The method I use for URLs is to switch to no prefix and paste the url from my browser. So, naturally, I tried that by pasting in the address from File explorer, but that doesn’t work.

Everyone else uses a file browse button which they should implement.

Ignoring all this, drag and drop does work.

When you browse in Internet explorer or MS-Edge to a local text file and open it, what does the address bar show?

Firefox, for example, shows me this:


And, the tab title is /C:/Users/Roger/Downloads/cardo/OFL.txt.

I agree this is not intuitive to most users.

I fully believe you. I have from a website used a browse button to find a file on my local machine, but it never occurred to me that to access a file on my local machine I would use my web browser rather than the program designed for that purpose. Also, I tried it out and it can be made to work.

Really, there should be a browse button to find files you want to link to. If drag and drop is the only realistic option, because filling in that box is not a realistic option, then the instruction to drag and drop should be what is there, not a box.

Fully agree with that.

“Browse” button added, although Mac does not have it. I agree it might be handy. Enjoy!

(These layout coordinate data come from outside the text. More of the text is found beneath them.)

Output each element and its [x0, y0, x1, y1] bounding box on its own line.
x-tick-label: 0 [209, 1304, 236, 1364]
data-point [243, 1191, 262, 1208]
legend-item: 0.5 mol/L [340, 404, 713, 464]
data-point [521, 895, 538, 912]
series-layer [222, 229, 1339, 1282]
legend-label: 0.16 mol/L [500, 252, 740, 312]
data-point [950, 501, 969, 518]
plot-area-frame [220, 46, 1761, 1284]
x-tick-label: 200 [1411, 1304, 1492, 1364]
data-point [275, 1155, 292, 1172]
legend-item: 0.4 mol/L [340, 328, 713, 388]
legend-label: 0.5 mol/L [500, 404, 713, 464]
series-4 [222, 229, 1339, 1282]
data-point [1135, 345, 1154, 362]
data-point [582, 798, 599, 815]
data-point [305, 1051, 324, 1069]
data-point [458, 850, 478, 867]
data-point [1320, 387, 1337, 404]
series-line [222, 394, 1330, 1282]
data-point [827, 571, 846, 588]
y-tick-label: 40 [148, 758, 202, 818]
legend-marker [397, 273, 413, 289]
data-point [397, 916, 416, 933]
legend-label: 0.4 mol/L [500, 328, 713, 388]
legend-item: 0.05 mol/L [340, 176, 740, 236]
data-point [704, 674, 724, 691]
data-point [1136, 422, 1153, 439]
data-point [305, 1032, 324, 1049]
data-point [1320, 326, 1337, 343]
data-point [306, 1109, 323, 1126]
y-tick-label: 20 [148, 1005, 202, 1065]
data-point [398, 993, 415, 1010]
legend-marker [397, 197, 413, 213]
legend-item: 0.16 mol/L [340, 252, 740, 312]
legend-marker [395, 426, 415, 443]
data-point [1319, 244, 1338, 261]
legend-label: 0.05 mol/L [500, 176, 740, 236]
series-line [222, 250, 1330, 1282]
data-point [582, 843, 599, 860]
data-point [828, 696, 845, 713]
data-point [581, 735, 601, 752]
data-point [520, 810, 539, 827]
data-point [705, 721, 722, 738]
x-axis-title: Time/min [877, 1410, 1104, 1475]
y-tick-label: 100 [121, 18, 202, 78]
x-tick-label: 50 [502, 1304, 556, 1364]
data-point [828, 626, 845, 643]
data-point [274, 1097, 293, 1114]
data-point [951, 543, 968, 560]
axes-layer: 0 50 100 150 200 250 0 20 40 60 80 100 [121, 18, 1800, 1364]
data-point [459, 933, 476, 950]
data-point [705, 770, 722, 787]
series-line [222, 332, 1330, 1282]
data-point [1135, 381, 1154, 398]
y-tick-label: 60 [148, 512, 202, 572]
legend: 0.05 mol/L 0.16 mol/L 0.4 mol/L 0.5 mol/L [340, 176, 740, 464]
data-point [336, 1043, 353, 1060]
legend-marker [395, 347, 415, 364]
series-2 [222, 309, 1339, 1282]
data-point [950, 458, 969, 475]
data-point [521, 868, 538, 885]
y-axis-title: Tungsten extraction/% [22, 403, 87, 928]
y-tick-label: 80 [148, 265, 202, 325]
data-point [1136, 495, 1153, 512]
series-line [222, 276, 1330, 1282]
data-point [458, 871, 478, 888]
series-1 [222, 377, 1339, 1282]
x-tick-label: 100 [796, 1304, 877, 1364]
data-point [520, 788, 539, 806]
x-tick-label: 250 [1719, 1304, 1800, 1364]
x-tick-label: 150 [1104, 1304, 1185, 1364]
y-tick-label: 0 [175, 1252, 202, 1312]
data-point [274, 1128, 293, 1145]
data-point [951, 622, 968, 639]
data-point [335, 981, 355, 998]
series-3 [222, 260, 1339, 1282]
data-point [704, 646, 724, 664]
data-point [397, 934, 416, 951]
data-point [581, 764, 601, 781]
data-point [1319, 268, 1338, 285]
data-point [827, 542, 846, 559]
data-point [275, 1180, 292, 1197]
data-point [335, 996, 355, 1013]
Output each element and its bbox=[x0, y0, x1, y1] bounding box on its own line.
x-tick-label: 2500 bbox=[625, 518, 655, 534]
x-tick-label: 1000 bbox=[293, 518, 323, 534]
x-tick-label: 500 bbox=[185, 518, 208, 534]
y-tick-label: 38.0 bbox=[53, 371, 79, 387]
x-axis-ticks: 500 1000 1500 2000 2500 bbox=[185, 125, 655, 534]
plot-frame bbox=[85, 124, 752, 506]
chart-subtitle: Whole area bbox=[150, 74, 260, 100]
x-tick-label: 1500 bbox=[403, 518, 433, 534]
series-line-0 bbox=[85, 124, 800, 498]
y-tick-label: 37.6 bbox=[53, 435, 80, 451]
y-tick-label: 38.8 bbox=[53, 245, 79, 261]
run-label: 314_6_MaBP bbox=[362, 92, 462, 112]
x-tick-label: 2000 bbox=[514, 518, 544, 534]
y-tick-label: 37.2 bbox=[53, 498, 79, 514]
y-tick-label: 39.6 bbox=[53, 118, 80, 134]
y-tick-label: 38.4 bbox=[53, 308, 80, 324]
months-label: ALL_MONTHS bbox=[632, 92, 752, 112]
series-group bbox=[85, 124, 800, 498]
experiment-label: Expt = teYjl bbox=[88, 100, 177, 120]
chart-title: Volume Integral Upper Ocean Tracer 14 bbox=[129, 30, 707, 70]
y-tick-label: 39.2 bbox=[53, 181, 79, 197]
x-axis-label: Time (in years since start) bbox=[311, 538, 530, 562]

A question: is the default setting that the backups are located in the AppData folder? If so, isn’t there a risk that when someone upgrades to a newer version of Scrivener and uninstalls the old version, a “cleanup” software will ask the user if it should clean out old stuff connected to the app and will then wipe out all the backups?

People using software should generally be aware of the negative potential interactions that software has, especially if it works in non-obvious and not recommended ways.

People developing software should not generally have to safeguard against the deliberate and sometimes deceptive actions that other software may take, because that is literally an infinite path and nobody could develop anything.

Clean-up apps don’t usually clean up just any folder anywhere but more specifically clean up whats left by an app in its designated library folders.

That’s what they try to do, I agree. Sometimes they succeed.

And when they don’t, I get a call from my sad friend or family member who have a computer that’s more messed up than it would have been with those remnants in place.

Yes, but isn’t it a bad choice to have the default location of the backups in the system library?

I’ve not had this happen yet. That does not mean it cannot. AppData is a common location for data a program wants to save, which I suspect is why they used it.

You can specify a different location if you want.

I advise everyone using Scrivener to backup to at least two different locations. Sync important projects to an external folder, or even to DropBox or Google Drive.

More than that, it is (if my recall is correct) the Microsoft recommended location for storing per-user data, according to the latest guidelines.